DE Log 1: Idempotency
In linear algebra, an idempotent matrix is a matrix which, when multiplied by itself, yields itself.
Overview
Today I would like to talk about idempotency in Data Engineering.
I first learnt this word in Year 1 Uni, an intro Linear Algebra course (probably my best Maths module ever in the entire uni life).
The term idempotent matrix
means:
In linear algebra, an idempotent matrix is a matrix which, when multiplied by itself, yields itself.
Well in data engineering, it most likely means no matter how many times you execute a ETL job, it will return you the same transformation result, provided the source data is unchanged.

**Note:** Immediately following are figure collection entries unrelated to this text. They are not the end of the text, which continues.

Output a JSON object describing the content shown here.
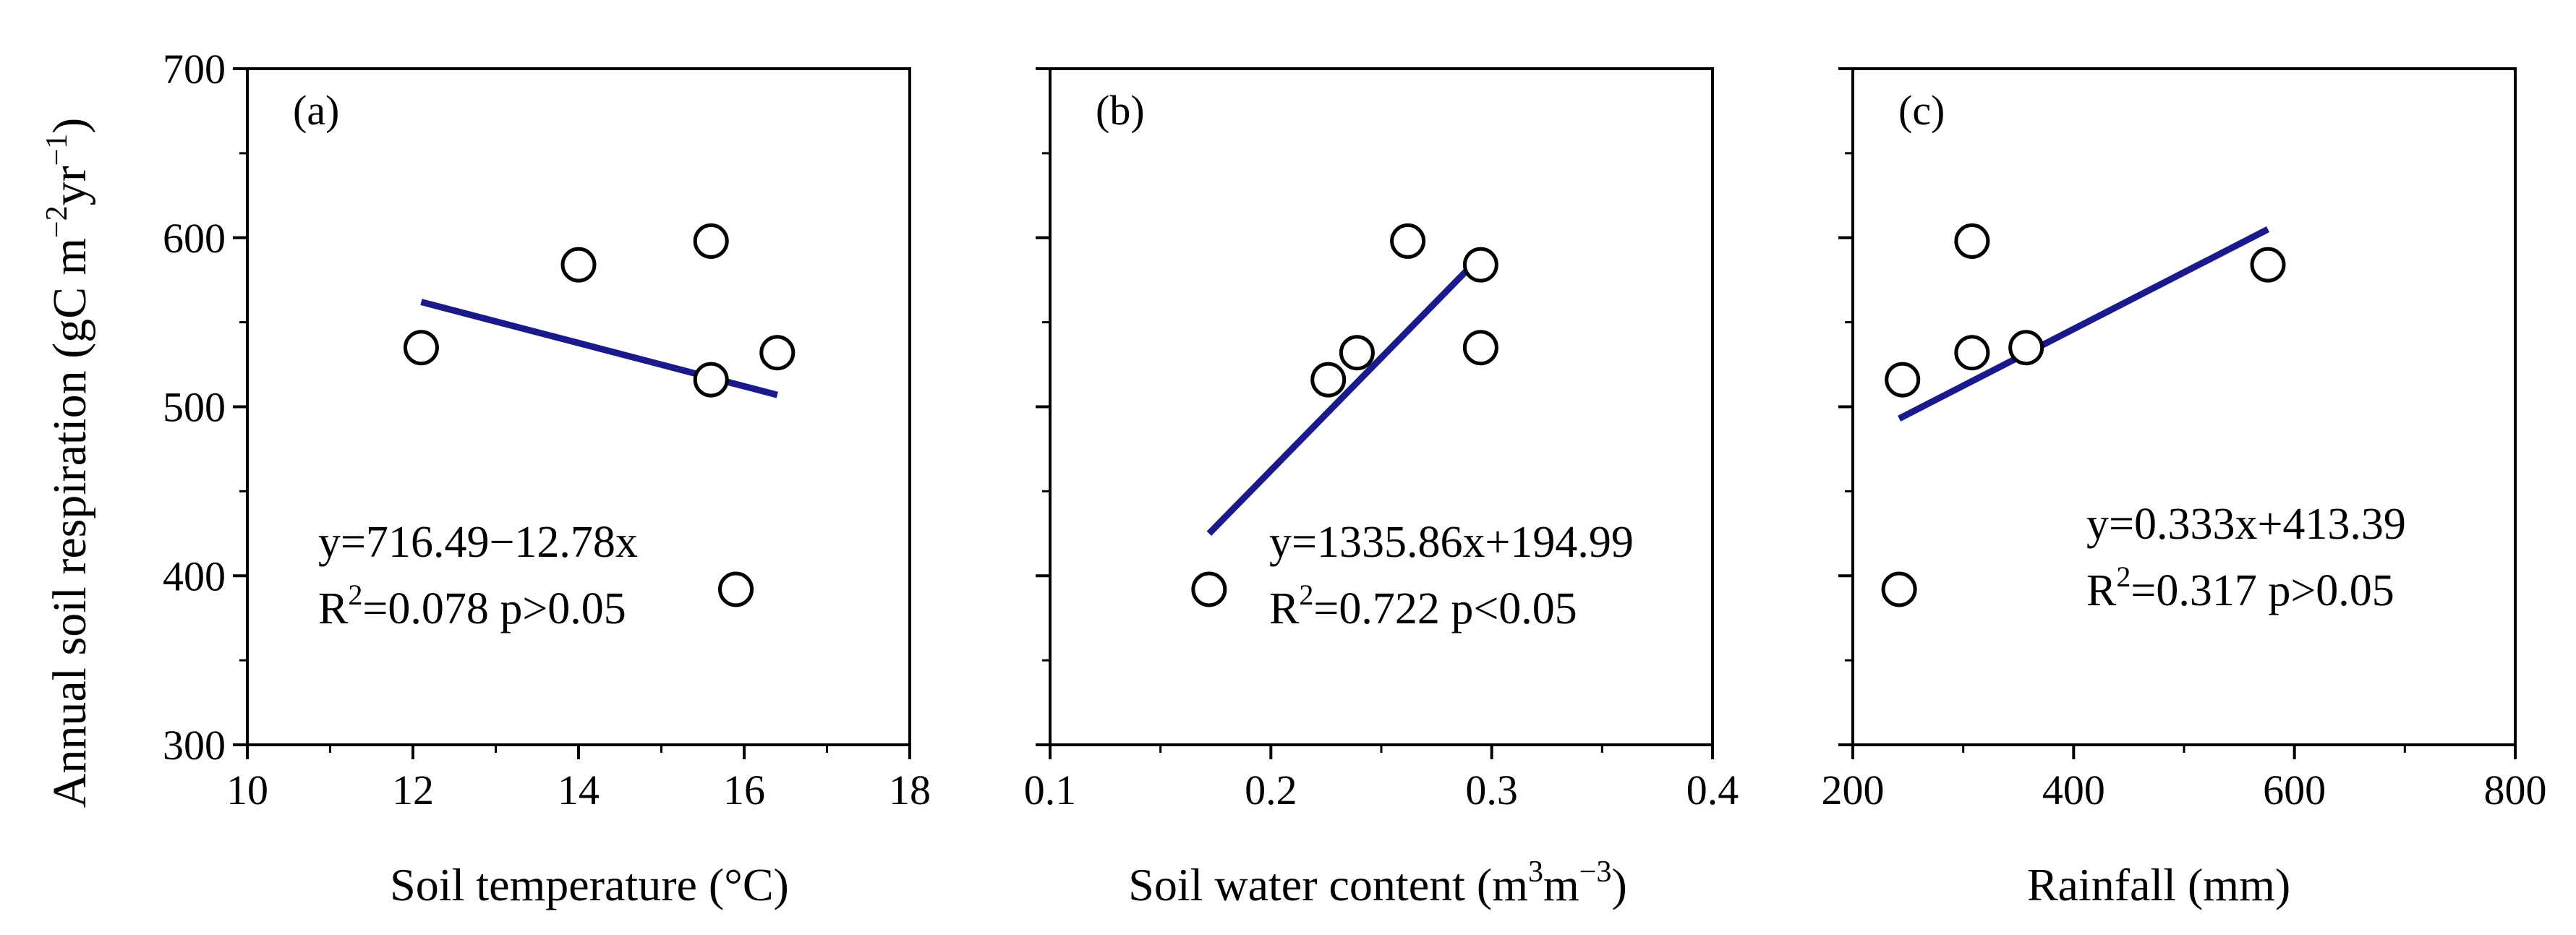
{
  "figure": {
    "ylabel_main": "Annual soil respiration (gC m",
    "ylabel_sup1": "−2",
    "ylabel_mid": "yr",
    "ylabel_sup2": "−1",
    "ylabel_end": ")"
  },
  "colors": {
    "fit_line": "#1a1a8c",
    "marker": "#000000",
    "axis": "#000000"
  },
  "chart_data": [
    {
      "type": "scatter",
      "panel": "(a)",
      "xlabel": "Soil temperature (°C)",
      "ylabel": "Annual soil respiration (gC m−2yr−1)",
      "xlim": [
        10,
        18
      ],
      "ylim": [
        300,
        700
      ],
      "xticks": [
        10,
        12,
        14,
        16,
        18
      ],
      "yticks": [
        300,
        400,
        500,
        600,
        700
      ],
      "points": [
        {
          "x": 12.1,
          "y": 535
        },
        {
          "x": 14.0,
          "y": 584
        },
        {
          "x": 15.6,
          "y": 598
        },
        {
          "x": 15.6,
          "y": 516
        },
        {
          "x": 16.4,
          "y": 532
        },
        {
          "x": 15.9,
          "y": 392
        }
      ],
      "fit": {
        "x": [
          12.1,
          16.4
        ],
        "y": [
          562,
          507
        ]
      },
      "equation": "y=716.49−12.78x",
      "r2_base": "R",
      "r2_sup": "2",
      "r2_rest": "=0.078 p>0.05"
    },
    {
      "type": "scatter",
      "panel": "(b)",
      "xlabel_main": "Soil water content  (m",
      "xlabel_sup1": "3",
      "xlabel_mid": "m",
      "xlabel_sup2": "−3",
      "xlabel_end": ")",
      "xlim": [
        0.1,
        0.4
      ],
      "ylim": [
        300,
        700
      ],
      "xticks": [
        0.1,
        0.2,
        0.3,
        0.4
      ],
      "yticks": [
        300,
        400,
        500,
        600,
        700
      ],
      "points": [
        {
          "x": 0.172,
          "y": 392
        },
        {
          "x": 0.226,
          "y": 516
        },
        {
          "x": 0.239,
          "y": 532
        },
        {
          "x": 0.262,
          "y": 598
        },
        {
          "x": 0.295,
          "y": 584
        },
        {
          "x": 0.295,
          "y": 535
        }
      ],
      "fit": {
        "x": [
          0.172,
          0.295
        ],
        "y": [
          425,
          589
        ]
      },
      "equation": "y=1335.86x+194.99",
      "r2_base": "R",
      "r2_sup": "2",
      "r2_rest": "=0.722 p<0.05"
    },
    {
      "type": "scatter",
      "panel": "(c)",
      "xlabel": "Rainfall (mm)",
      "xlim": [
        200,
        800
      ],
      "ylim": [
        300,
        700
      ],
      "xticks": [
        200,
        400,
        600,
        800
      ],
      "yticks": [
        300,
        400,
        500,
        600,
        700
      ],
      "points": [
        {
          "x": 245,
          "y": 516
        },
        {
          "x": 242,
          "y": 392
        },
        {
          "x": 308,
          "y": 598
        },
        {
          "x": 308,
          "y": 532
        },
        {
          "x": 357,
          "y": 535
        },
        {
          "x": 576,
          "y": 584
        }
      ],
      "fit": {
        "x": [
          242,
          576
        ],
        "y": [
          493,
          605
        ]
      },
      "equation": "y=0.333x+413.39",
      "r2_base": "R",
      "r2_sup": "2",
      "r2_rest": "=0.317 p>0.05"
    }
  ]
}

I have known this concept and the benefits of it at the early stage of my career, but only recently (after working on the Data Warehouse migration to Redshift) I have start to appreciate its importance.
Incremental vs Idempotent
Before describing the benefits, I would like to define the following two types of ETL jobs:
- Incremental job, ETL jobs that require incremental changes to a table or data storage, e.g.
append
orupdate
mode - Idempotent job, or I often call it refresh job for naming convention (easier to spell), it is something that I have explained above.
Benefits
Basically, when you have an idempotent ETL job:
Minimal maintenance
No backfill required, no need to worry about discontinuity in data during execution, and you know exactly what data you are transforming during re-execution.
This is the most important thing, though it might take a longer time in the process compared to incremental task (not necessarily, and if it is too long it means you should look for an alternative solution, e.g. move your Python Operator to Spark), but the cost and trouble saved are much more crucial here.
The cost here could refer to debugging time, data validation and patching time etc.
Easier to debug
It is easier to debug since everything can be refreshed as many times as you like, any time you want as long as dependencies are fulfilled. Normally data debugging is different from functionality debugging because the data is often dynamic, and that posts some challenges to even locate the bugs.
Less temporal dependency
One of the common incremental jobs is the building of a time series table, e.g DAU MAU computation. They often require certain level of data quality because they are used frequently in making business decisions.
However, sometimes we have data arrived later than the execution date (it could be a few days late), that requires you to recompute and update the data if you want a more accurate result or the portion of delayed data is too significant.
One way to approach is to setup another pipeline to adjust the numbers after the first execution, or simply delayed the execution by a few days (which is fine because honestly you can’t do anything since you do not have the data in data warehouse yet).
An idempotent job would save you the trouble to maintain two separate pipelines, and the dependencies in between, it makes sure every newly arrived data are considered during daily transformation.
Less bug-prone
A bit similar to point 2. This means there will not be any confounding factors contribute to your problematic transformation result, leaving you only the transformation logic to debug.
Otherwise you might think … hmmmm I remember two days ago some guy just manually updated a static table, when was it, let me ask him / check logs first (if you do not want to disturb others), and ahhhhhhhhhhh it’s right before the execution time that’s why! I have wasted two hours of my life again …
Works better with modern Data Warehouse
We used to have a lot of update statements, getting only the latest data chunks, update the necessary columns when we were still using Postgres as our Data Warehouse. Over time the data quality starts to drop because of accidentally failed ETLs. It was apparently a trade off between performance and data quality.
After we shift to Redshift, single insert
or update
start to become costly,
I am forced to rethink and redesign many of our jobs and I am so happy that I eventually got rid of all the update
statements.
Final comment
I did not mean we should always do idempotent jobs (sometimes we will have to use incremental jobs, they are great too but they require much higher maintenance), we have deadlines, we have legacy codes, it all depends on priorities. If the data quality is slightly off, it might not have an impact at all. So think twice before actually start to refactoring pipelines.
The ultimate goal is of course, to walk into the office every morning without worrying about something / somebody is breaking the pipelines again, thank you very much.